Barclays Bank PLC, acting through its Investment Bank, which is authorised by the Prudential
Regulation Authority and regulated in the United Kingdom by the Financial Conduct Authority and the Prudential Regulation Authority, is acting exclusively for the Offeror and no one else in connection with the Offer and will not be responsible to anyone other than the Offeror for providing the protections afforded to clients of Barclays Bank PLC, acting through its Investment Bank nor for providing advice in relation to the Offer or any other matter referred to in this announcement or the Offer Document.

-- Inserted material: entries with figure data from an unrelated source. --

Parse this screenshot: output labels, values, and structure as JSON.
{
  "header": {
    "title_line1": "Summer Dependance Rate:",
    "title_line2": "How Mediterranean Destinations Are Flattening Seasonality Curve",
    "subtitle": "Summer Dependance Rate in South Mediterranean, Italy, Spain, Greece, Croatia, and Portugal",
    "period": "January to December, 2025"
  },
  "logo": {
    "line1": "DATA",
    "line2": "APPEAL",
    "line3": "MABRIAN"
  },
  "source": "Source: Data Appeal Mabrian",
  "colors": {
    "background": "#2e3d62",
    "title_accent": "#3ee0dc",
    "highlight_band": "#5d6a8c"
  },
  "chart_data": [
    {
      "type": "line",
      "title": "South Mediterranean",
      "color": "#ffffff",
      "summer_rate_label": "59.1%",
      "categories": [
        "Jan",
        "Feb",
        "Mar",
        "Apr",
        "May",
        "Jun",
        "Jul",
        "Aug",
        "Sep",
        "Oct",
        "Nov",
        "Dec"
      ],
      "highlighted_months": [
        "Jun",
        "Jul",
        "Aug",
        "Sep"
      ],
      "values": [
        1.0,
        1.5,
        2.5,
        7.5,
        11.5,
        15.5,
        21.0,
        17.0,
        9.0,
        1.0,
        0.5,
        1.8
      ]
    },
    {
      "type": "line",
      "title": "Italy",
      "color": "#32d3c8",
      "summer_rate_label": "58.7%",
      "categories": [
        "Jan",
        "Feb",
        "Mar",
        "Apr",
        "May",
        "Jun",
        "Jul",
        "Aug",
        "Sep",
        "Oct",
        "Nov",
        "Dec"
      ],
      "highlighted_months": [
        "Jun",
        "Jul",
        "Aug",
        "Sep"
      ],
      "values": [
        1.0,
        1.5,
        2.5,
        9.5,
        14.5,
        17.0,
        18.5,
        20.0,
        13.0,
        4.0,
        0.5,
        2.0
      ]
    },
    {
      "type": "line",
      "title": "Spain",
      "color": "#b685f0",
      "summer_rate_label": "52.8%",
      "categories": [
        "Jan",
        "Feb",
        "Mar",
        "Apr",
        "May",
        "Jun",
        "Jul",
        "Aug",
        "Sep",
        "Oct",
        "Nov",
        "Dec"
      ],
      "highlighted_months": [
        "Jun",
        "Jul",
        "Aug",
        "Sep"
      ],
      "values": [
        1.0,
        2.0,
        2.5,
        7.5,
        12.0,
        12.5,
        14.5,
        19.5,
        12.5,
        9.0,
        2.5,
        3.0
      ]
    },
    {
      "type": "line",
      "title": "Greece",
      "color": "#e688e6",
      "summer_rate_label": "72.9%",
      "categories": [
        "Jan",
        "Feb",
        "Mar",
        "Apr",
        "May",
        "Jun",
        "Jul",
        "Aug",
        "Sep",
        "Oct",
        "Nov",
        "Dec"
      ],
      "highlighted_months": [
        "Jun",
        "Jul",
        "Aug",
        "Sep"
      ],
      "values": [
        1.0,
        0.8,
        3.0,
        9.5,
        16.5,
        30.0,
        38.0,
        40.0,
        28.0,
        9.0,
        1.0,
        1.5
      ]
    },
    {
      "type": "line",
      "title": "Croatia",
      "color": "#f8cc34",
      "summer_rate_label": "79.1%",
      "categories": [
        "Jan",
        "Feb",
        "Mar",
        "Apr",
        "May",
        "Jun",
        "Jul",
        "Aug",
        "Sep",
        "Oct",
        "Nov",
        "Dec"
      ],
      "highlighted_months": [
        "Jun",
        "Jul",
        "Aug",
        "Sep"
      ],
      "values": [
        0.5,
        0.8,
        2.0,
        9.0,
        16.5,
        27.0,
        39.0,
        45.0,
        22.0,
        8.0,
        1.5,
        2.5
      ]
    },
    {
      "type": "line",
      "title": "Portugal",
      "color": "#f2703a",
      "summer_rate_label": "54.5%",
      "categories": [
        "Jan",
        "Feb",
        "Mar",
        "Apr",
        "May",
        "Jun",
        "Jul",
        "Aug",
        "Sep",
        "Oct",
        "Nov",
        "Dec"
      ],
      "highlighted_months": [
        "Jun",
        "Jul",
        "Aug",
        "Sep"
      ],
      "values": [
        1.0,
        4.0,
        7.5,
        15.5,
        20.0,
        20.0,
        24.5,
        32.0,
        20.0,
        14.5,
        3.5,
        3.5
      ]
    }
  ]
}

Nordea Bank Danmark, filial af Nordea Bank AB (publ), which is acting exclusively for the Offeror and no one else in connection with the Offer, will not be responsible to anyone other than the Offeror for providing the protections afforded to clients of Nordea Bank Danmark, filial af Nordea Bank AB (publ) nor for providing advice in relation to the Offer or any other matter referred to in the Offer Document nor for providing advice to any such other person in relation to the Offer or any other matter referred to in this announcement or the Offer Document.
For the avoidance of doubt, Nordea Bank Danmark, filial af Nordea Bank AB (publ) is not registered as a broker or dealer in the United States of America and will not be engaging in direct communications relating to the Offer with investors located within the United States of America (whether on a reverseinquiry basis or otherwise).